The forms of grassroots governance that have emerged in three different land tenure settings, Arizona, California, and Texas are examined in terms of how they help ranchers maintain access to rangeland resources within each setting. Ranchers and pastoralists need a web of social and political relations to secure their ability to benefit from rangelands, regardless of whether they own, rent, or are permitted to use the land by a government agency. In the Malpai Borderlands, where much of the rangeland is leased from a few public agencies, the need to use prescribed burning, maintain access to public lands, and stave off land fragmentation and development has led to the emergence of a grassroots rancher organization with a system of conservation easements whose permanence is linked to stability of public leases, and a burn and land conservation plan that benefits both ranchers and fire agencies. In California, where a significant proportion of rangeland is private but diverse types of public and reserved land are important, the California Rangeland Conservation Coalition communicates the benefits of grazing to agency managers, and has produced a strategic plan for maintaining rangelands and ranching, in an effort to help keep the growing proportion of public and reserved rangeland available for grazing. In Texas, where the vast majority of rangeland is privately owned, wildlife management associations help ranchers to manage and market game species for hunting in an increasingly fragmented landscape. These wildlife associations help increase benefits to ranchers from game species, a common pool

resource, while maintaining habitat on a landscape scale.
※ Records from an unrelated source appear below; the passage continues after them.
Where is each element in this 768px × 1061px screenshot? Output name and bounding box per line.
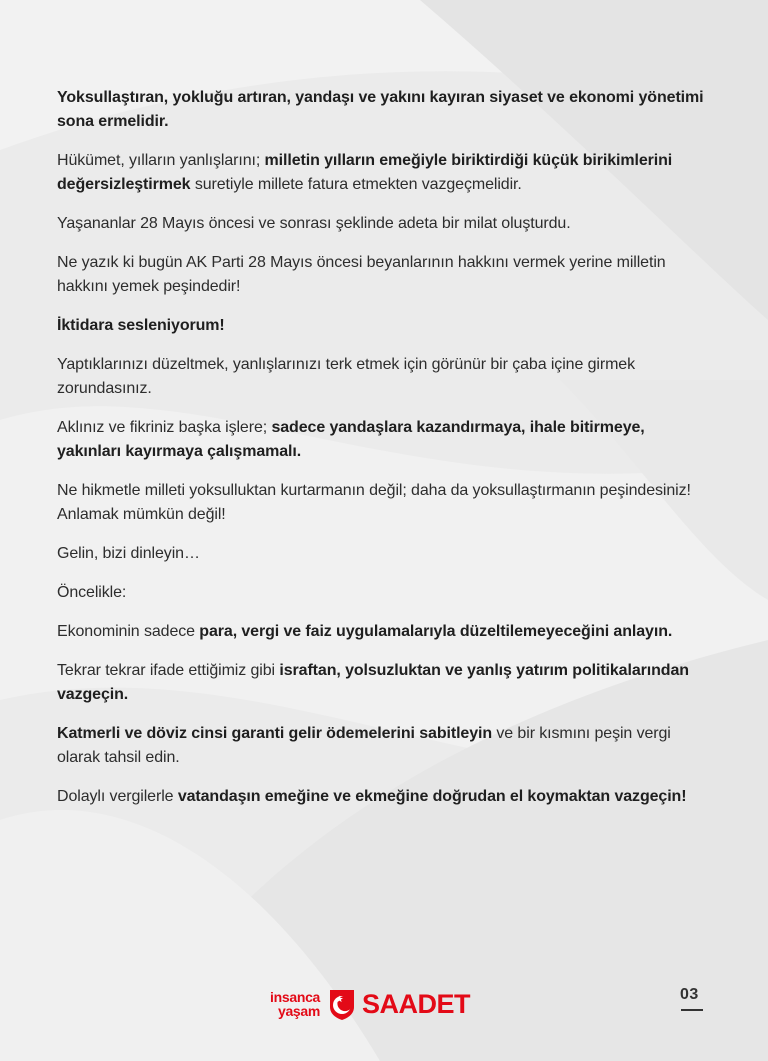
paragraph-text: Aklınız ve fikriniz başka işlere; [57, 419, 272, 436]
paragraph-text: Gelin, bizi dinleyin… [57, 545, 200, 562]
paragraph-text: ve bir kısmını peşin vergi olarak tahsil edin. [57, 725, 671, 766]
brand-name: SAADET [362, 989, 471, 1019]
paragraph [57, 785, 707, 809]
paragraph-emphasis: israftan, yolsuzluktan ve yanlış yatırım politikalarından vazgeçin. [57, 662, 689, 703]
paragraph-text: Dolaylı vergilerle [57, 788, 178, 805]
saadet-logo [270, 984, 470, 1024]
paragraph-text: Ekonominin sadece [57, 623, 200, 640]
paragraph [57, 251, 707, 299]
paragraph-text: Ne hikmetle milleti yoksulluktan kurtarmanın değil; daha da yoksullaştırmanın peşindesiniz! Anlamak mümkün değil! [57, 482, 691, 523]
page-number-underline [681, 1009, 703, 1011]
paragraph-emphasis: milletin yılların emeğiyle biriktirdiği küçük birikimlerini değersizleştirmek [57, 152, 673, 193]
paragraph-text: Hükümet, yılların yanlışlarını; [57, 152, 265, 169]
paragraph [57, 659, 707, 707]
paragraph [57, 86, 707, 134]
paragraph-emphasis: vatandaşın emeğine ve ekmeğine doğrudan el koymaktan vazgeçin! [177, 788, 687, 805]
paragraph-emphasis: para, vergi ve faiz uygulamalarıyla düzeltilemeyeceğini anlayın. [199, 623, 673, 640]
paragraph-emphasis: Yoksullaştıran, yokluğu artıran, yandaşı ve yakını kayıran siyaset ve ekonomi yönetimi sona ermelidir. [57, 89, 704, 130]
paragraph [57, 722, 707, 770]
document-body [57, 86, 707, 824]
paragraph [57, 479, 707, 527]
paragraph [57, 542, 707, 566]
page-number: 03 [680, 986, 699, 1003]
paragraph [57, 581, 707, 605]
tagline-line-2: yaşam [277, 1003, 321, 1019]
paragraph-text: Yaptıklarınızı düzeltmek, yanlışlarınızı terk etmek için görünür bir çaba içine girmek zorundasınız. [57, 356, 636, 397]
paragraph [57, 353, 707, 401]
paragraph-emphasis: İktidara sesleniyorum! [57, 317, 225, 334]
logo-tagline [270, 990, 320, 1018]
paragraph-emphasis: Katmerli ve döviz cinsi garanti gelir ödemelerini sabitleyin [57, 725, 493, 742]
paragraph-emphasis: sadece yandaşlara kazandırmaya, ihale bitirmeye, yakınları kayırmaya çalışmamalı. [57, 419, 645, 460]
page-footer [0, 978, 768, 1028]
paragraph-text: Ne yazık ki bugün AK Parti 28 Mayıs öncesi beyanlarının hakkını vermek yerine milletin hakkını yemek peşindedir! [57, 254, 666, 295]
paragraph [57, 212, 707, 236]
paragraph-text: Öncelikle: [57, 584, 127, 601]
paragraph-text: Tekrar tekrar ifade ettiğimiz gibi [57, 662, 280, 679]
paragraph-text: suretiyle millete fatura etmekten vazgeçmelidir. [190, 176, 522, 193]
tagline-line-1: insanca [270, 989, 321, 1005]
paragraph [57, 149, 707, 197]
crescent-star-icon [328, 987, 356, 1021]
paragraph [57, 620, 707, 644]
paragraph-text: Yaşananlar 28 Mayıs öncesi ve sonrası şeklinde adeta bir milat oluşturdu. [57, 215, 571, 232]
paragraph [57, 416, 707, 464]
paragraph [57, 314, 707, 338]
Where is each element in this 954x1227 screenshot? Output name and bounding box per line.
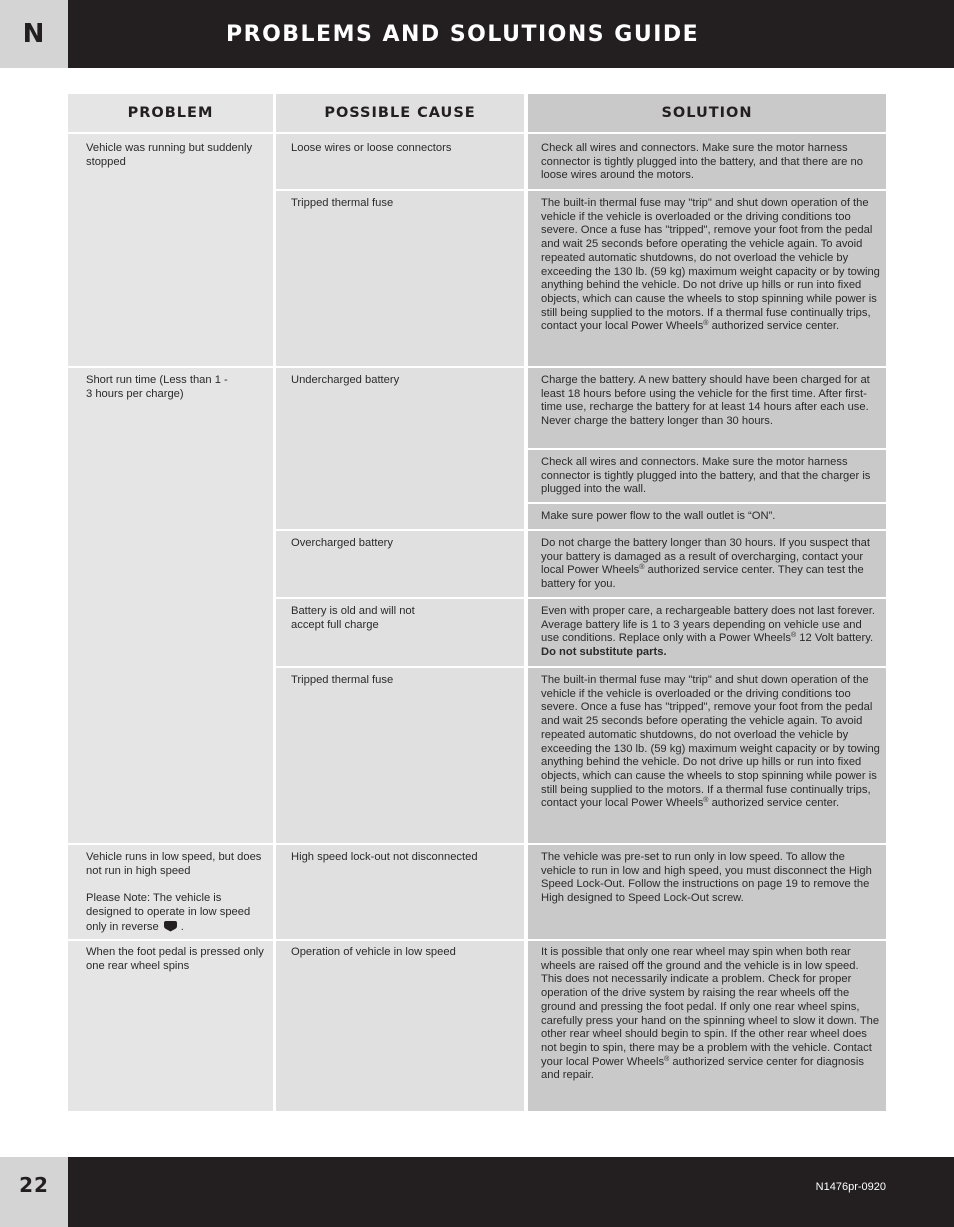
cause-text: Tripped thermal fuse xyxy=(291,674,394,686)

All of these groups rely on creating connections among ranchers and regulatory or management agencies, and on sharing knowledge, labor, and resources. Each supports research and policy that benefits pastoralism in ways that an individual rancher cannot. All of them are involved in transboundary management, whether it is fire, wildlife, or maintaining a grazing calendar of several different ownerships. Finally, each group maintains that they are benefiting rangelands, including supporting biodiversity.